Stock Review: RELIANCE COMMUNICATIONS

No relief seems to be in sight for investors of Reliance Communications, India's second-largest listed telecom operator. Its revenue declined for the sixth consecutive time in the December 2010 quarter on falling network utilisation.
In the coming quarters, the completion of the GSM rollout and stabilising per-minute revenue may offer some cushion to margins. But what would hold the key to its growth is the extent to which the company can leverage its existing network and the success of its 3G services.


In the December 2010 quarter, the company's net revenue dropped 3% to . 4,865 crore sequentially, following a 9% drop in the wireless MoU. This was despite the 7.1% increase in the company's total subscriber base. On the positive side, average revenue per minute was stable at 44 paise per minute from the previous quarter's level.

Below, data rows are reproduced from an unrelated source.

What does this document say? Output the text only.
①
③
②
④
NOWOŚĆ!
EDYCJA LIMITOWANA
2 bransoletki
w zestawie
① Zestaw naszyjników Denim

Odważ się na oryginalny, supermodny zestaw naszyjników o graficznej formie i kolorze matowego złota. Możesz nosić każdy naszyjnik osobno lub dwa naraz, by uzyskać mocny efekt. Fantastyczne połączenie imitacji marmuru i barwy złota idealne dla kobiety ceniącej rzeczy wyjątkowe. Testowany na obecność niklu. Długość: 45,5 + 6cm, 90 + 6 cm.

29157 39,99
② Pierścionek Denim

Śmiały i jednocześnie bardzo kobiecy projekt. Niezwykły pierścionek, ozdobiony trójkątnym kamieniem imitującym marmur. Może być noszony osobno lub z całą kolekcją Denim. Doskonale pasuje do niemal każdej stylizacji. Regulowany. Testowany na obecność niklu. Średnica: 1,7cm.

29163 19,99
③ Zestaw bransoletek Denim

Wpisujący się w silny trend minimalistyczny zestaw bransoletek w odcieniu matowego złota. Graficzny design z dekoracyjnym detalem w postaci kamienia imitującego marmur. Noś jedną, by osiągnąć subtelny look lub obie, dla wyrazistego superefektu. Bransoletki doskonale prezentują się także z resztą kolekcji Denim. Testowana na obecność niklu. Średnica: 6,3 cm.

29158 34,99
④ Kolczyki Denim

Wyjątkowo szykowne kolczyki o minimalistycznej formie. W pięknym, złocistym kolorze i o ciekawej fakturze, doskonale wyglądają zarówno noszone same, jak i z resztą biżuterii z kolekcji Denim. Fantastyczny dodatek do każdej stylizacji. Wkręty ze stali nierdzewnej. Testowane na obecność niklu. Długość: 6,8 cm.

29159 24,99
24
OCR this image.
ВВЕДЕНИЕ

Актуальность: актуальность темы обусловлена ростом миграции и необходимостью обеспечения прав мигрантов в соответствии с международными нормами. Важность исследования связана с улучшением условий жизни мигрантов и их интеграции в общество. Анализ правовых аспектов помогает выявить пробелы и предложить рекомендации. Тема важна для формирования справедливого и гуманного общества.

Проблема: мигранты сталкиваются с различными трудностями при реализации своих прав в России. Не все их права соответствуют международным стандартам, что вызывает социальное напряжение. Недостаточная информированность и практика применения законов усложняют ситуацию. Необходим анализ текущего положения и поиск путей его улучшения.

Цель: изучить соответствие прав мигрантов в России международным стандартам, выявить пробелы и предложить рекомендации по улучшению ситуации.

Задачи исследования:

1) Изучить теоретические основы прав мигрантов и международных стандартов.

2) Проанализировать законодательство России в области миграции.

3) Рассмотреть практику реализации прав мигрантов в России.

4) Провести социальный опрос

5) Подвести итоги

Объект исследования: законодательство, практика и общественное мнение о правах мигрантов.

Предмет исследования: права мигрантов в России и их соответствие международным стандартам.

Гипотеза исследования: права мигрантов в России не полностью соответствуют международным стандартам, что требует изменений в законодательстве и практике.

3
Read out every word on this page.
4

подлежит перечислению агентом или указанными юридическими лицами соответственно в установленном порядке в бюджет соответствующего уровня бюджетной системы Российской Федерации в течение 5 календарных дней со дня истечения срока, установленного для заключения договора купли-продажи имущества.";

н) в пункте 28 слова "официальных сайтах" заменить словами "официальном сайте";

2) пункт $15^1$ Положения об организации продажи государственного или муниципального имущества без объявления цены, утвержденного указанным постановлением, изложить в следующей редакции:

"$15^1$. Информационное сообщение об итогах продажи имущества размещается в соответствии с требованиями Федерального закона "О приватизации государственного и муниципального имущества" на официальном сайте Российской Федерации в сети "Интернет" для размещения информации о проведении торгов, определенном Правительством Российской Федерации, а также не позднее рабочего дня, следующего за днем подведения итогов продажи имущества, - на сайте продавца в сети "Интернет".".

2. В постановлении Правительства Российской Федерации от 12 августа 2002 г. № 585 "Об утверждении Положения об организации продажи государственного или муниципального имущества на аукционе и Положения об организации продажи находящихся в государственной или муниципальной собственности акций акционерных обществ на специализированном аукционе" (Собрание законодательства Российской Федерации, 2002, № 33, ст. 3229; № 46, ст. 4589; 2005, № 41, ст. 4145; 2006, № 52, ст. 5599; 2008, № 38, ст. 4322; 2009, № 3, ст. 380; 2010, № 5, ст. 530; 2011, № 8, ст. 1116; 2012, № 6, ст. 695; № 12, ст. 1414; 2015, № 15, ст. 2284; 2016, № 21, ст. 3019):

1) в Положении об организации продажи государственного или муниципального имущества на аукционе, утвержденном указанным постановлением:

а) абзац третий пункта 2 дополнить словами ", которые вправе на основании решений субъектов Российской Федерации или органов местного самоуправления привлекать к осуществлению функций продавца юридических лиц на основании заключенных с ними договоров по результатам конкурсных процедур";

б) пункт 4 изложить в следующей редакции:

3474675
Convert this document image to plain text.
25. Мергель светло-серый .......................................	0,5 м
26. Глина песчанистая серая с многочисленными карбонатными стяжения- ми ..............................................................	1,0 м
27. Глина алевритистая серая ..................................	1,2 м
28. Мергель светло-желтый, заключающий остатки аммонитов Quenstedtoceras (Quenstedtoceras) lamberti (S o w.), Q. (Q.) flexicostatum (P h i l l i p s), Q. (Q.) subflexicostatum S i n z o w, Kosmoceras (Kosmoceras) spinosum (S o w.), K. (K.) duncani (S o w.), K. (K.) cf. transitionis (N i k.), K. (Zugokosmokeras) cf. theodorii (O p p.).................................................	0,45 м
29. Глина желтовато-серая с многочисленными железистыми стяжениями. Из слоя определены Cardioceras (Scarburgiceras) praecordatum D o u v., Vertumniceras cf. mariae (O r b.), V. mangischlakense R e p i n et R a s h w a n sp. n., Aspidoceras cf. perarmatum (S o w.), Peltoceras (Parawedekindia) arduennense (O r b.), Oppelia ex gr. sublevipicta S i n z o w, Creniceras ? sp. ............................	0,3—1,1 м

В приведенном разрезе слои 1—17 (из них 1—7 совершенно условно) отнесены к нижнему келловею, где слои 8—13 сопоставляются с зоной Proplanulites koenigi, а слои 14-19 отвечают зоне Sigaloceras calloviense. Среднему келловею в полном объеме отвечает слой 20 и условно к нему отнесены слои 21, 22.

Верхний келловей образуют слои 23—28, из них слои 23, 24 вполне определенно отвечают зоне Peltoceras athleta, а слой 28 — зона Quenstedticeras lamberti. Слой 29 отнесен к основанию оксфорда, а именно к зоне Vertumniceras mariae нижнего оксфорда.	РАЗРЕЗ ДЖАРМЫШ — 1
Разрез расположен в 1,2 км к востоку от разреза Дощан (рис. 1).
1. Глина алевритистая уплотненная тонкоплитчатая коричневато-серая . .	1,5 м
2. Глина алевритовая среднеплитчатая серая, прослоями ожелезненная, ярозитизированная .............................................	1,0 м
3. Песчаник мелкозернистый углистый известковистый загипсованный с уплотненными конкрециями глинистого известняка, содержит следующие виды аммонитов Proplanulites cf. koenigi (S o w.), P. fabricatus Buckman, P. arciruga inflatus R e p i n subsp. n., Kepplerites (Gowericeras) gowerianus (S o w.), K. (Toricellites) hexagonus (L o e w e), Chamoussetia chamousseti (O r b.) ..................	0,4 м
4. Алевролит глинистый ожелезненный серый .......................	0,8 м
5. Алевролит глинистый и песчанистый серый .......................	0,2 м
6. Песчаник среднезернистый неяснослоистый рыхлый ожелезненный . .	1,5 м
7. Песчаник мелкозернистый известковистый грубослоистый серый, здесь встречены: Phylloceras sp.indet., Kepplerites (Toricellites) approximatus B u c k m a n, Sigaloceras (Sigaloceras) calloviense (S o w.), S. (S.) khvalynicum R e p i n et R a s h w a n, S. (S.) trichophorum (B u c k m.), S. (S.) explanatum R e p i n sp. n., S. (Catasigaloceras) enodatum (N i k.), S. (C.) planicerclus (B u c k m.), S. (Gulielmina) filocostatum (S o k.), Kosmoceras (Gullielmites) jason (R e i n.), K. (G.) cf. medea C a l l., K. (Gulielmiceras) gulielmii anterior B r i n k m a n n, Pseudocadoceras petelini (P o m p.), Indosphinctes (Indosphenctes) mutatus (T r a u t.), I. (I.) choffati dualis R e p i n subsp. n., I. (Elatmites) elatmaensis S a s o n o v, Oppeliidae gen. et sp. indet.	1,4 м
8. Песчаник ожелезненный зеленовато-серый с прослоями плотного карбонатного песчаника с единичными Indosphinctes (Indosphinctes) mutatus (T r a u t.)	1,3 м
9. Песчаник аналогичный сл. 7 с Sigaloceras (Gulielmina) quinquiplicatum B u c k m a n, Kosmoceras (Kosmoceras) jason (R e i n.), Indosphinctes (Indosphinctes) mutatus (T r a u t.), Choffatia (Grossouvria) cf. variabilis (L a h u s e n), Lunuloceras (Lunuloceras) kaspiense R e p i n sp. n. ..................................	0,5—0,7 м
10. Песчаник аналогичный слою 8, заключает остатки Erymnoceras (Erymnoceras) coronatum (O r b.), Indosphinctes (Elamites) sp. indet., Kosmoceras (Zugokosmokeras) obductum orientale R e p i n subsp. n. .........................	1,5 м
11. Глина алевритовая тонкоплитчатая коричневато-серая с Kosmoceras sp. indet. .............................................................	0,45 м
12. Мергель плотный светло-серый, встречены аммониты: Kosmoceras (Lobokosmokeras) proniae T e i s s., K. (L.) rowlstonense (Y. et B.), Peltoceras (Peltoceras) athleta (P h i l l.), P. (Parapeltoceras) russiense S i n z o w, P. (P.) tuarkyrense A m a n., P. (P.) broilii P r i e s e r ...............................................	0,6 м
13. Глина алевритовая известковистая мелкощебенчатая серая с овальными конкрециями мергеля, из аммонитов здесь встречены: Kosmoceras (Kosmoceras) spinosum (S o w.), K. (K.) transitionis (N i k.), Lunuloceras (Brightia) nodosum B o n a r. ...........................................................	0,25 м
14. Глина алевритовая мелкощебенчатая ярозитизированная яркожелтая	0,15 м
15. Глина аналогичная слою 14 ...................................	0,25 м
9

The company reduced the number of free minutes on the network from the past quarter. It plans to use the freed minutes for data services on CDMA platform. Even though, this led to a marginal drop in the wire-less revenue during the quarter on sequential basis, it will help in improving the quality of revenue in the coming quarters.


The company witnessed a 5% growth in the global segment on the back of a decent growth recorded in the ILD and NLD minutes during the same period. Better operational efficiency in the global business led to a marginal jump of 90 basis points to 33.3% in the company's EBIDTA margin for the quarter against the previous quarter.


Since RCOM's GSM rollout is over, network operating costs are expected to lower in the coming quarters resulting in easing out of the pressure on the company's operating margin. Moreover, settling of the promo-tional costs at the current levels is likely to improve the operating margin in the coming quarters.
Also, the business restructuring is likely to stabilise the falling MoUs in the coming quarters. However, given the high debt on the books and the legal inquiry pertaining to a probable higher-than-prescribed holding in Swan Telecom poses a challenging situation.


At the current market price of . 100.7, the company trades at nearly 8.9 times the earnings for the trailing twelve months. Though its valuation is the cheapest among its peers, its stock price may remain rangebound in the absence of a major growth trigger.